MaPrimeRénov’ pour l’isolation

L’isolation des murs (ITE ou ITI) ouvre droit à MaPrimeRénov’ selon les revenus du foyer :

ProfilAide ITEAide ITI
Très modeste75 €/m²25 €/m²
Modeste60 €/m²20 €/m²
Intermédiaire40 €/m²15 €/m²
Supérieur15 €/m²7 €/m²

Plafonds : 100 m² pour les murs. L’aide maximale atteint donc 7 500 € pour une ITE complète en profil très modeste. Notre article sur la rénovation énergétique et les aides disponibles détaille tous les dispositifs cumulables.

Aides régionales cumulables

Certaines collectivités proposent des compléments. La Communauté de communes du Territoire Nord Picardie finance jusqu’à 80-100 % des travaux énergétiques pour les propriétaires occupants modestes — un dispositif rare à ce niveau de prise en charge.

Les aides Amiens Métropole et Département de la Somme se cumulent également avec MaPrimeRénov’. Notre article sur la rénovation dans les Hauts-de-France liste les montants et contacts pour ces dispositifs.

Éco-PTZ et TVA réduite

L’éco-prêt à taux zéro finance jusqu’à 50 000 € de travaux sans intérêts. Condition : faire réaliser les travaux par un artisan RGE.

La TVA à 5,5 % s’applique aux travaux d’amélioration énergétique (isolation, chauffage performant). Les autres rénovations bénéficient du taux intermédiaire à 10 % si le logement a plus de 2 ans.

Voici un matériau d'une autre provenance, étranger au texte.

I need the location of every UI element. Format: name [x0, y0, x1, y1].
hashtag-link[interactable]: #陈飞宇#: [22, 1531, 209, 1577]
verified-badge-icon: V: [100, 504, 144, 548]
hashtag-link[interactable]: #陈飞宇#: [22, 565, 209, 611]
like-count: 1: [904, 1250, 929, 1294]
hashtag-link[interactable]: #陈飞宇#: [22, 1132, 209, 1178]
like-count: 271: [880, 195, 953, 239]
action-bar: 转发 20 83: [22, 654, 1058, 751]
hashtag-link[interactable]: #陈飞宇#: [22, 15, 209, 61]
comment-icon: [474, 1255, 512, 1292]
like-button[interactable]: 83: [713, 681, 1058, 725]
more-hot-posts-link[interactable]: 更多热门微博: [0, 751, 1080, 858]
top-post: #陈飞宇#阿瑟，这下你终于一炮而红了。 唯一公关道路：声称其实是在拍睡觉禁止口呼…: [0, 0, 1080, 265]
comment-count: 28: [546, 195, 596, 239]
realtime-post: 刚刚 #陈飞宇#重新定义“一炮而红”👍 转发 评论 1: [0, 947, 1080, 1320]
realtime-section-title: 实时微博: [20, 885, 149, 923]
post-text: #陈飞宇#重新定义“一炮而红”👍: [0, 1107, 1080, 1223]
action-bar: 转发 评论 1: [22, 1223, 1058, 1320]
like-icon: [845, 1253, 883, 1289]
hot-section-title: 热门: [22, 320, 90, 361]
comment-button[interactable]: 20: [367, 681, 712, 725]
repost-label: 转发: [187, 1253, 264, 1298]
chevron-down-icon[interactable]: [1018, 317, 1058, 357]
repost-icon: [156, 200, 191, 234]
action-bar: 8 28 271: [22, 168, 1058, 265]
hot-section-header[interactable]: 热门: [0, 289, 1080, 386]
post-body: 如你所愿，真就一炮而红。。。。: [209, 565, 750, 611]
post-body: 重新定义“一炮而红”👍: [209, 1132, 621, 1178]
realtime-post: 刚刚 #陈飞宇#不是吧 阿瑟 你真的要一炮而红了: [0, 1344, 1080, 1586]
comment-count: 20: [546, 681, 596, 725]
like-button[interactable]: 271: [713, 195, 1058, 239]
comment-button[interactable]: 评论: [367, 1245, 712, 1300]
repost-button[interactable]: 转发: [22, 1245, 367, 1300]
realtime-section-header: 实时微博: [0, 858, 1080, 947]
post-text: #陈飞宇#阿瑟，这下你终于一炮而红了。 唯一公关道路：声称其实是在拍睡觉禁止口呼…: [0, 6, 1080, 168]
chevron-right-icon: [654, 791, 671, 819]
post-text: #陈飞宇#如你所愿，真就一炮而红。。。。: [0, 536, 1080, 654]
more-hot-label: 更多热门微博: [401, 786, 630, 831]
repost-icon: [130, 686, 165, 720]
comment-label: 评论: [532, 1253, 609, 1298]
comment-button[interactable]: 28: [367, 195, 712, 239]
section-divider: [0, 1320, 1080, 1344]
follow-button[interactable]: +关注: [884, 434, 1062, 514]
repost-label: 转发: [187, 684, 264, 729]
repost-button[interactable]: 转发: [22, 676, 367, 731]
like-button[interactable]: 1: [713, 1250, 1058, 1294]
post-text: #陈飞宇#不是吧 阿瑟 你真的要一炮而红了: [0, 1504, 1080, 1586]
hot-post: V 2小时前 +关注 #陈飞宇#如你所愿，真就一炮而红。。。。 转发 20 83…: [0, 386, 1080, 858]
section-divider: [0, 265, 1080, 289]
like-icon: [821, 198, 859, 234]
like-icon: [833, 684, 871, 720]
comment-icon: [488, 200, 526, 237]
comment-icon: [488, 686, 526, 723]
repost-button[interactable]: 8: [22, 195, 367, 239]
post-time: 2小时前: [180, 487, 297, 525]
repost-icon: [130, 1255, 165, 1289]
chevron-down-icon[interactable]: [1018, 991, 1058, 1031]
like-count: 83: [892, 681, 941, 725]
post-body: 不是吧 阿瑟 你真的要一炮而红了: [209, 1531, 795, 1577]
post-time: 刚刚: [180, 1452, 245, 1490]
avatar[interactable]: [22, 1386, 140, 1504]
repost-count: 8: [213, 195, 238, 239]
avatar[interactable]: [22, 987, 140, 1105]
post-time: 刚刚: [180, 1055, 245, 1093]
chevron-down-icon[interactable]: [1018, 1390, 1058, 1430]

Checklist avant de lancer tes travaux

  • Faire diagnostiquer l’humidité avant tout (200-400 €)
  • Vérifier l’état des briques : gélives, poreuses, fissurées ?
  • Identifier le type de mortier existant (chaux ou ciment)
  • Obtenir 3 devis d’artisans spécialisés en bâti ancien
  • Exiger le mortier à la chaux NHL par écrit
  • Vérifier la certification RGE pour bénéficier des aides
  • Déposer les demandes de subvention AVANT de signer
  • Prévoir 15-20 % de marge pour les imprévus sur bâti ancien
  • Choisir un artisan formé aux techniques traditionnelles

Prochaine étape : contacter un diagnostiqueur humidité pour évaluer l’état réel de tes murs. Sans ce diagnostic, tout chiffrage reste approximatif.